For a second, even Mark did not move.
There it was.
Not proof of a flirtation.
Not proof of an affair only.
A question that landed in the kitchen like a second witness.
The dispatcher went silent for half a breath.
I realized she had heard me read it out loud because I had not meant to say it, but I had.
Mark turned slowly.
“She didn’t mean that,” he whispered.
The pounding came again.
“Open the door, Mark,” the officer shouted.
Hearing his name from the other side did something to him.
His knees bent.
Not all the way.
Just enough to make him grab for the hallway table.
His hand knocked the little framed ultrasound photo off the edge.
It hit the floor faceup between us.
Twenty weeks.
Tiny nose.
Tiny hand near the face.
A black-and-white picture I had shown him when I still believed fatherhood might soften him.
He looked down at it.
Then he looked at me.
For the first time that night, he did not seem angry.
He seemed cornered.
That was not the same as remorse.
The officer outside spoke again.
“Ma’am, if you can hear me, move away from the door.”
I could not move far.
I dragged myself backward with my elbow until my shoulder touched the lower cabinet.
Every inch of my stomach hurt.
The dispatcher stayed with me.
“You’re doing good,” she said. “Keep breathing.
Medical is there.”
Medical.
That word cracked something open in me.
I had been so focused on getting help inside the house that I had not let myself think about what might be happening inside my body.
The baby had moved.
But not much.
Not enough.
The deadbolt turned.
Mark opened the door only a few inches, maybe hoping he could control the space.
He could not.
The officers pushed in with the kind of controlled urgency that made the hallway shrink.
One officer moved Mark back from the door.
Another came toward me, then stopped just far enough away not to crowd me.
Behind them, on the porch, I saw a paramedic lifting a medical bag.
A small American flag hung from the porch rail, snapping lightly in the cold evening air.
I had bought it at the grocery store before Memorial Day because it was three dollars and cheerful.
I remember staring at it as if it belonged to another life.

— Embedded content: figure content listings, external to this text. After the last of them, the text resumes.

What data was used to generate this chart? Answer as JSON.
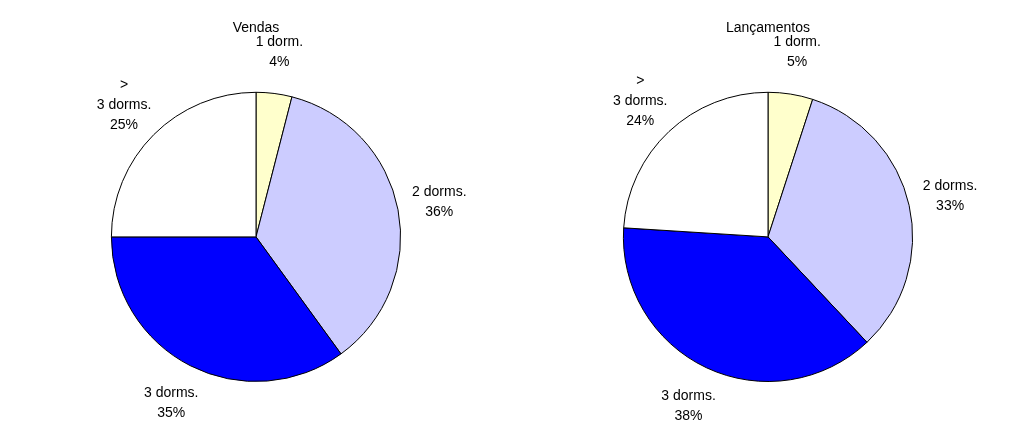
{
  "chart_data": [
    {
      "type": "pie",
      "title": "Vendas",
      "categories": [
        "1 dorm.",
        "2 dorms.",
        "3 dorms.",
        "> 3 dorms."
      ],
      "values": [
        4,
        36,
        35,
        25
      ],
      "value_labels": [
        "4%",
        "36%",
        "35%",
        "25%"
      ],
      "colors": [
        "#ffffcc",
        "#ccccff",
        "#0000ff",
        "#ffffff"
      ],
      "legend": false
    },
    {
      "type": "pie",
      "title": "Lançamentos",
      "categories": [
        "1 dorm.",
        "2 dorms.",
        "3 dorms.",
        "> 3 dorms."
      ],
      "values": [
        5,
        33,
        38,
        24
      ],
      "value_labels": [
        "5%",
        "33%",
        "38%",
        "24%"
      ],
      "colors": [
        "#ffffcc",
        "#ccccff",
        "#0000ff",
        "#ffffff"
      ],
      "legend": false
    }
  ]
}
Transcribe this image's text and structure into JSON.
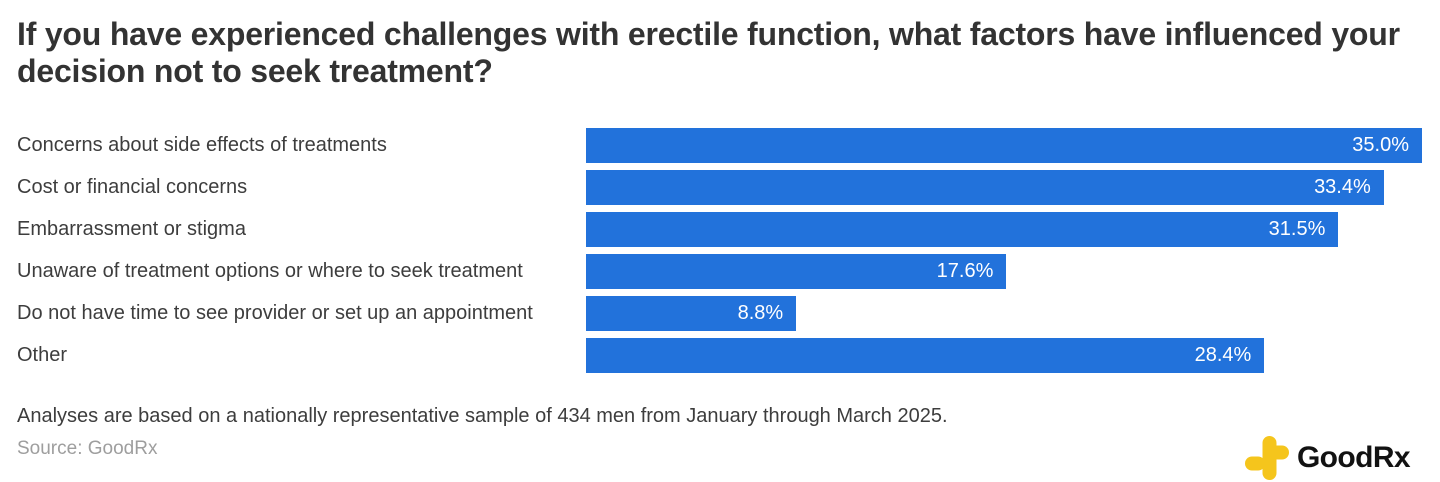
{
  "title": "If you have experienced challenges with erectile function, what factors have influenced your decision not to seek treatment?",
  "chart_data": {
    "type": "bar",
    "orientation": "horizontal",
    "title": "If you have experienced challenges with erectile function, what factors have influenced your decision not to seek treatment?",
    "categories": [
      "Concerns about side effects of treatments",
      "Cost or financial concerns",
      "Embarrassment or stigma",
      "Unaware of treatment options or where to seek treatment",
      "Do not have time to see provider or set up an appointment",
      "Other"
    ],
    "values": [
      35.0,
      33.4,
      31.5,
      17.6,
      8.8,
      28.4
    ],
    "value_labels": [
      "35.0%",
      "33.4%",
      "31.5%",
      "17.6%",
      "8.8%",
      "28.4%"
    ],
    "axis_max": 35.0,
    "bar_color": "#2272db",
    "value_text_color": "#ffffff",
    "grid": false,
    "legend": false,
    "xlabel": "",
    "ylabel": ""
  },
  "footer": {
    "note": "Analyses are based on a nationally representative sample of 434 men from January through March 2025.",
    "source": "Source: GoodRx"
  },
  "logo": {
    "text": "GoodRx",
    "icon": "goodrx-plus-icon",
    "icon_color": "#f5c51c"
  }
}
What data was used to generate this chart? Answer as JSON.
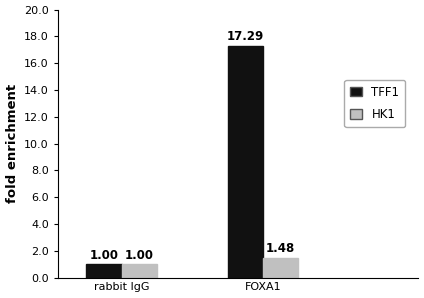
{
  "categories": [
    "rabbit IgG",
    "FOXA1"
  ],
  "series": {
    "TFF1": [
      1.0,
      17.29
    ],
    "HK1": [
      1.0,
      1.48
    ]
  },
  "colors": {
    "TFF1": "#111111",
    "HK1": "#c0c0c0"
  },
  "bar_labels": {
    "TFF1": [
      "1.00",
      "17.29"
    ],
    "HK1": [
      "1.00",
      "1.48"
    ]
  },
  "ylabel": "fold enrichment",
  "ylim": [
    0,
    20.0
  ],
  "yticks": [
    0.0,
    2.0,
    4.0,
    6.0,
    8.0,
    10.0,
    12.0,
    14.0,
    16.0,
    18.0,
    20.0
  ],
  "bar_width": 0.25,
  "background_color": "#ffffff",
  "legend_labels": [
    "TFF1",
    "HK1"
  ],
  "label_fontsize": 8.5,
  "tick_fontsize": 8,
  "ylabel_fontsize": 9.5
}
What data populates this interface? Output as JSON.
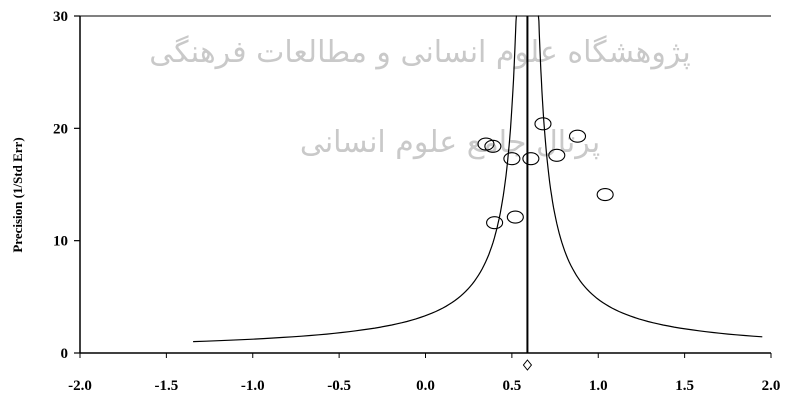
{
  "chart_data": {
    "type": "scatter",
    "title": "",
    "xlabel": "",
    "ylabel": "Precision (1/Std Err)",
    "xlim": [
      -2.0,
      2.0
    ],
    "ylim": [
      0,
      30
    ],
    "x_ticks": [
      "-2.0",
      "-1.5",
      "-1.0",
      "-0.5",
      "0.0",
      "0.5",
      "1.0",
      "1.5",
      "2.0"
    ],
    "y_ticks": [
      "0",
      "10",
      "20",
      "30"
    ],
    "grid": false,
    "pooled_effect": 0.59,
    "funnel_z": 1.96,
    "points": [
      {
        "x": 0.35,
        "y": 18.6
      },
      {
        "x": 0.39,
        "y": 18.4
      },
      {
        "x": 0.5,
        "y": 17.3
      },
      {
        "x": 0.61,
        "y": 17.3
      },
      {
        "x": 0.68,
        "y": 20.4
      },
      {
        "x": 0.76,
        "y": 17.6
      },
      {
        "x": 0.88,
        "y": 19.3
      },
      {
        "x": 1.04,
        "y": 14.1
      },
      {
        "x": 0.4,
        "y": 11.6
      },
      {
        "x": 0.52,
        "y": 12.1
      }
    ]
  },
  "watermark": {
    "line1": "پژوهشگاه علوم انسانی و مطالعات فرهنگی",
    "line2": "پرتال جامع علوم انسانی"
  }
}
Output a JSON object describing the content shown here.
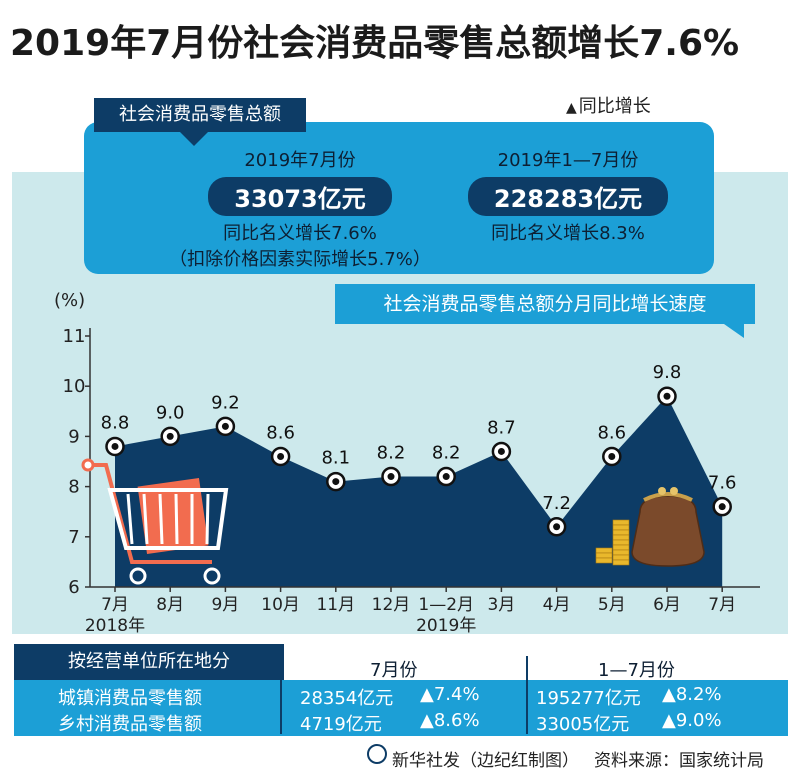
{
  "title": "2019年7月份社会消费品零售总额增长7.6%",
  "legend_note": "同比增长",
  "summary": {
    "tab": "社会消费品零售总额",
    "july": {
      "period": "2019年7月份",
      "amount": "33073亿元",
      "growth": "同比名义增长7.6%",
      "real": "（扣除价格因素实际增长5.7%）"
    },
    "ytd": {
      "period": "2019年1—7月份",
      "amount": "228283亿元",
      "growth": "同比名义增长8.3%"
    }
  },
  "chart_title": "社会消费品零售总额分月同比增长速度",
  "chart_data": {
    "type": "area",
    "ylabel": "(%)",
    "ylim": [
      6,
      11
    ],
    "yticks": [
      6,
      7,
      8,
      9,
      10,
      11
    ],
    "categories": [
      "7月",
      "8月",
      "9月",
      "10月",
      "11月",
      "12月",
      "1—2月",
      "3月",
      "4月",
      "5月",
      "6月",
      "7月"
    ],
    "values": [
      8.8,
      9.0,
      9.2,
      8.6,
      8.1,
      8.2,
      8.2,
      8.7,
      7.2,
      8.6,
      9.8,
      7.6
    ],
    "labels": [
      "8.8",
      "9.0",
      "9.2",
      "8.6",
      "8.1",
      "8.2",
      "8.2",
      "8.7",
      "7.2",
      "8.6",
      "9.8",
      "7.6"
    ],
    "year_labels": [
      {
        "text": "2018年",
        "category_index": 0
      },
      {
        "text": "2019年",
        "category_index": 6
      }
    ]
  },
  "colors": {
    "area": "#0d3c66",
    "background": "#cde9ec",
    "accent": "#1c9fd6",
    "cart": "#f26c4f"
  },
  "table": {
    "tab": "按经营单位所在地分",
    "periods": [
      "7月份",
      "1—7月份"
    ],
    "rows": [
      {
        "name": "城镇消费品零售额",
        "july_amount": "28354亿元",
        "july_growth": "▲7.4%",
        "ytd_amount": "195277亿元",
        "ytd_growth": "▲8.2%"
      },
      {
        "name": "乡村消费品零售额",
        "july_amount": "4719亿元",
        "july_growth": "▲8.6%",
        "ytd_amount": "33005亿元",
        "ytd_growth": "▲9.0%"
      }
    ]
  },
  "footer": {
    "credit": "新华社发（边纪红制图）",
    "source": "资料来源：国家统计局"
  }
}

“Ma’am,” the paramedic said, kneeling near the kitchen doorway, “how far along are you?”
“Seven months,” I said.
“Any bleeding?”
“I don’t know.”
“Pain?”
“Yes.”
Mark started talking over us.
“She slipped. She’s been emotional all day.
She saw a text and started screaming.”
The officer nearest him turned his head slowly.
“Sir, stop talking.”
Mark did not stop.
“She’s making this into something it’s not.”
The officer looked toward the overturned chair, the sauce on the cabinets, the phone in my hand, the ultrasound picture on the floor.
Then he looked back at Mark.
“Put your hands where I can see them.”
Mark’s face tightened.
“I didn’t do anything.”
The dispatcher was still on my phone.
The paramedic gently asked if he could check my pulse.
I nodded.
His fingers were cool against my wrist.
He asked about fetal movement.
I told him the truth.
“Twice. Weak.”
The word weak made the kitchen blur.
I had not cried when Mark kicked me.
I had not cried when he told me to lose the baby.